XBIZ: How has the market changed in 20 years?
Orlandino: Chinese companies are all over the place like ants, the ankle biters, the “me-toos” and all these other companies. It’s gotten crazy. But the thing now, in 2016, they’re all going to fall out. Enough’s enough. If you don’t have a solid back catalog, good products, service, financial backing, then you’re done this year. You can’t continue to pound your chest with no money in the bank and that’s going to hurt a lot of these little guys — but that’s my opinion.
XBIZ: Do you have a most memorable moment from past shows?
Orlandino: There are lots and lots of great moments. We had poker tournaments and golf tournaments and karaoke nights and we just grew and grew and grew. It’s pretty impressive.
Now ANME is massive. We’ve got 100 exhibitors, 1,500 buyers from around the world. It’s the premiere show in the business. The most business gets done at that show. It’s helped Pipedream tremendously on so many levels, helped me personally grow as a businessperson on so many levels, and it’s cemented Pipedream and ANME as one of the biggest in the world, which I’m very proud of.
XBIZ: Discuss ANME as a platform for product debuts. Why has it become the place to premiere releases?
Orlandino: We set a schedule pretty much based on the old January/July philosophy. It’s funny; now I’m tinkering with the idea of changing that in the future, try smaller releases, maybe four times a year instead. I think it would just make it easier on everybody — distributors, retailers, my production people, my supply chain. We’ll talk to some other companies as well to get their feedback on it. Maybe do an annex of ANME at different cities, maybe April and October? Something to that effect.
XBIZ: How does attending ANME benefit retailers?
Orlandino: A lot of information, a lot of exposure. The good companies who are growing, they’re there selling service, not just product, they are offering a lot to the retailers. And they need to absorb it, and learn it, and take it, and suck it in. The old days of, “here, take this, buy it, it’ll sell” — that’s not the sales pitch anymore. Now we’re telling you why and how to sell and market these products on a regular basis… and it works! We know it works. We’ve seen our sales rise and we’ve seen the retailers’ sales rise.
XBIZ: Discuss ANME as an event for networking and/or building a sense of community within the pleasure products industry. How does it bring the industry together?
Orlandino: That was part of my concept early on, was having all the dinners and lunches together, to keep everyone together.
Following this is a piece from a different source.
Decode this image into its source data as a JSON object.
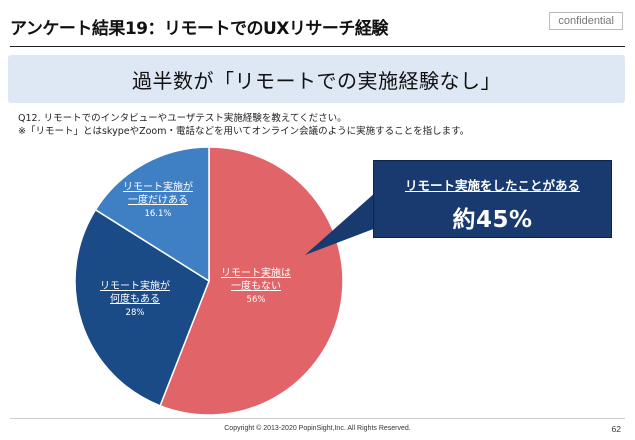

It’s hard because we’re in Los Angeles, so a lot of the local companies take people out to dinners and hotels and we’ve tried to discourage that. But I do think that building community is important and we try to address it every year, to get people to stay and network. It is important that the industry stays together as a whole — more comes out of it.
XBIZ: What can we expect from ANME in the future?
Orlandino: We’re still looking for another venue that meets our needs. We’re always looking for a bigger venue in order to fit everybody. Other than that, it works. The format works. From the day it was created, I’ve been running the show ever since. I still currently run the show with Val Jones — who does a tremendous job keeping everyone in line and keeping the show moving forward.
We may look at doing a traveling ANME for the future, but that’s about it. See you in Burbank!